Day B, Waitzkin H
JAMA. 1985 Aug 2;254(5):644-51.
Since World War II, individual physicians and medical organizations in the United States have cooperated with the federal government in preparing for nuclear war. While most physicians have maintained a neutral stance, a minority have resisted federal policies. Health professionals participated actively at the wartime laboratories that developed the atomic bomb and in the medical research that followed Hiroshima and Nagasaki. Professional organizations helped with civil defense planning for nuclear conflict during the Cold War of the late 1950s and early 1960s. Medical resistance to nuclear war began in the same period, gained wide attention with the growth of Physicians for Social Responsibility in the early 1960s, declined during the Vietnam War, and vastly increased in the early 1980s. Activism by health professionals usually has responded to government policies that have increased the perceived risk of nuclear conflict. The recent return of civil defense planning has stimulated opposition in medical circles. Ambiguities of medical professionalism limit the scope of activism in the nuclear arena. These ambiguities concern the interplay of organized medicine and government, tensions between science and politics, and the difficulties of day-to-day work in medicine while the arms race continues.

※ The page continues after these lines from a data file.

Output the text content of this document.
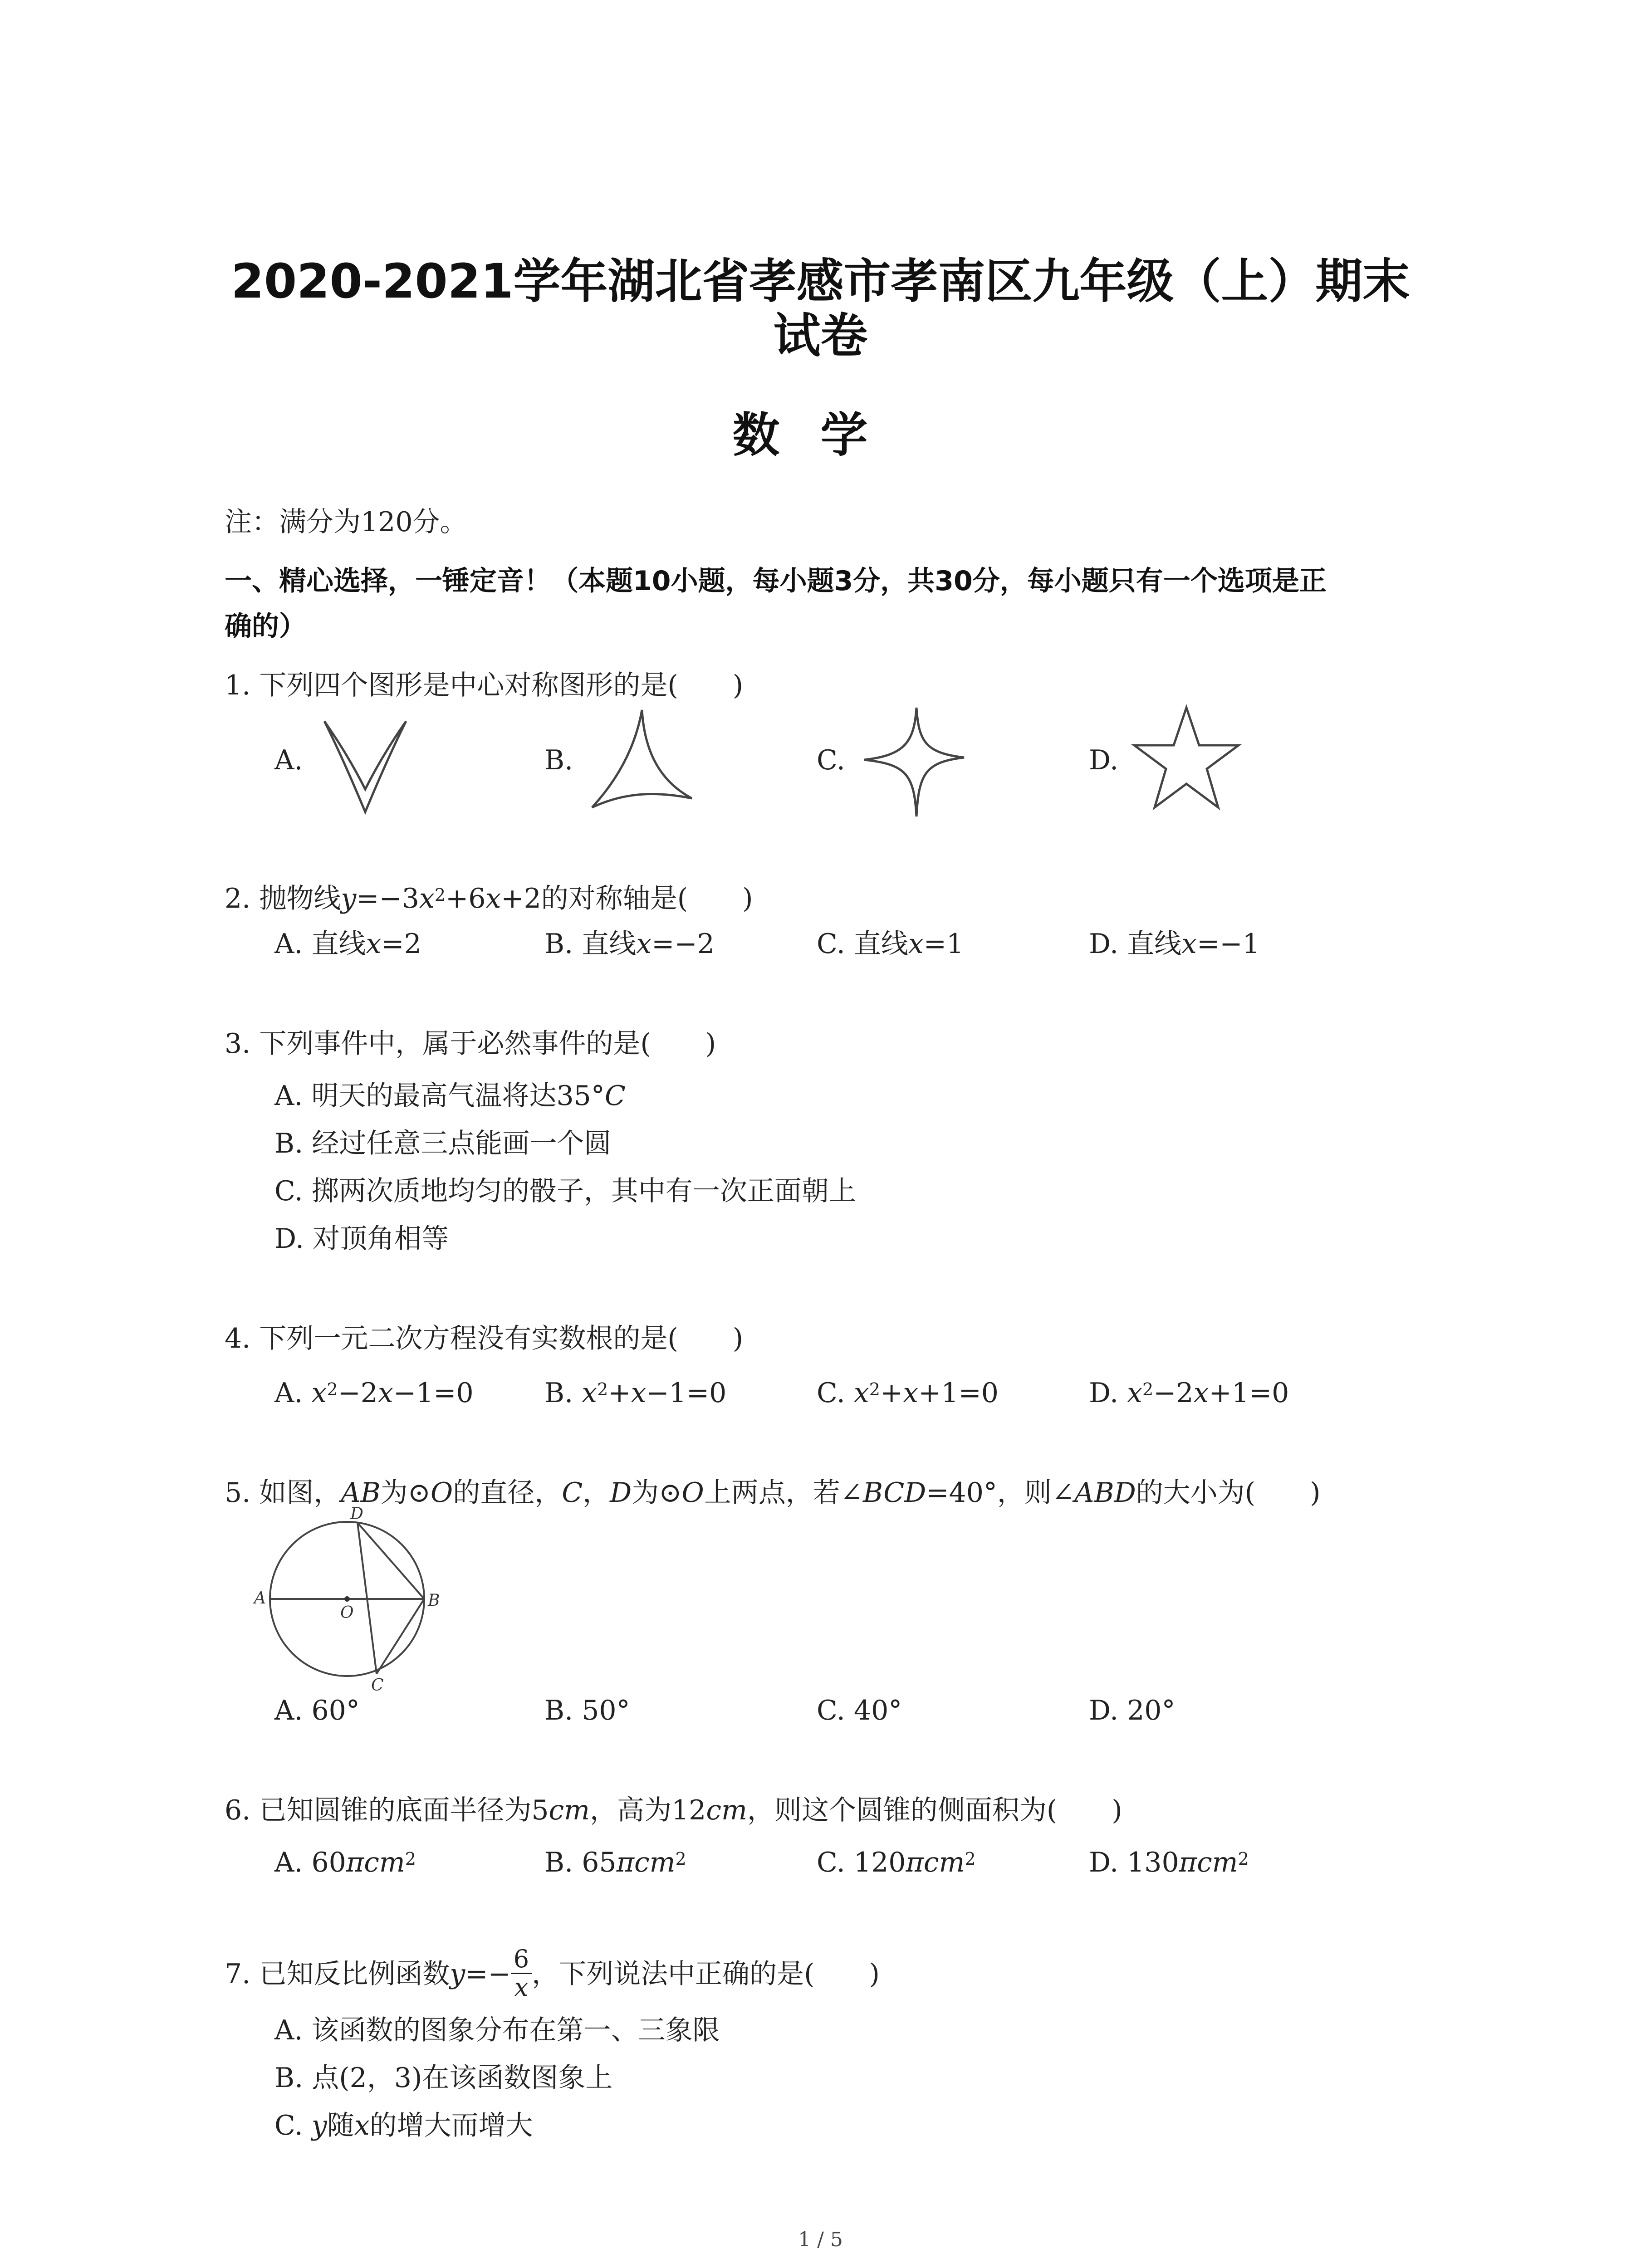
2020-2021学年湖北省孝感市孝南区九年级（上）期末
试卷
数学
注：满分为120分。
一、精心选择，一锤定音！（本题10小题，每小题3分，共30分，每小题只有一个选项是正
确的）
1. 下列四个图形是中心对称图形的是(　　)
A.	B.	C.	D.
2. 抛物线$y=-3x^2+6x+2$的对称轴是(　　)
A. 直线x=2	B. 直线x=−2	C. 直线x=1	D. 直线x=−1
3. 下列事件中，属于必然事件的是(　　)
A. 明天的最高气温将达35°C
B. 经过任意三点能画一个圆
C. 掷两次质地均匀的骰子，其中有一次正面朝上
D. 对顶角相等
4. 下列一元二次方程没有实数根的是(　　)
A. $x^2-2x-1=0$	B. $x^2+x-1=0$	C. $x^2+x+1=0$	D. $x^2-2x+1=0$
5. 如图，AB为⊙O的直径，C，D为⊙O上两点，若∠BCD=40°，则∠ABD的大小为(　　)
A	B
C
D
O
A. 60°	B. 50°	C. 40°	D. 20°
6. 已知圆锥的底面半径为5cm，高为12cm，则这个圆锥的侧面积为(　　)
A. 60πcm$^2$	B. 65πcm$^2$	C. 120πcm$^2$	D. 130πcm$^2$
7. 已知反比例函数$y=- \frac{6}{x}$ ，下列说法中正确的是(　　)
A. 该函数的图象分布在第一、三象限
B. 点(2，3)在该函数图象上
C. y随x的增大而增大
1 / 5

自第二次世界大战以来,美国的个体医生和医学组织一直与联邦政府合作,为核战争做准备。虽然大多数医生保持中立立场,但少数人抵制联邦政策。卫生专业人员积极参与了研发原子弹的战时实验室以及广岛和长崎核爆后的医学研究。在20世纪50年代末和60年代初的冷战期间,专业组织协助进行了核冲突的民防规划。对核战争的医学抵制始于同一时期,在20世纪60年代初社会责任医生组织的发展过程中受到广泛关注,在越南战争期间有所下降,并在20世纪80年代初大幅增加。卫生专业人员的行动主义通常是对那些增加了人们所感知的核冲突风险的政府政策做出的回应。最近民防规划的回归引发了医学界的反对。医学专业精神的模糊性限制了核领域行动主义的范围。这些模糊性涉及有组织的医学与政府之间的相互作用、科学与政治之间的紧张关系,以及在军备竞赛持续的情况下医学日常工作的困难。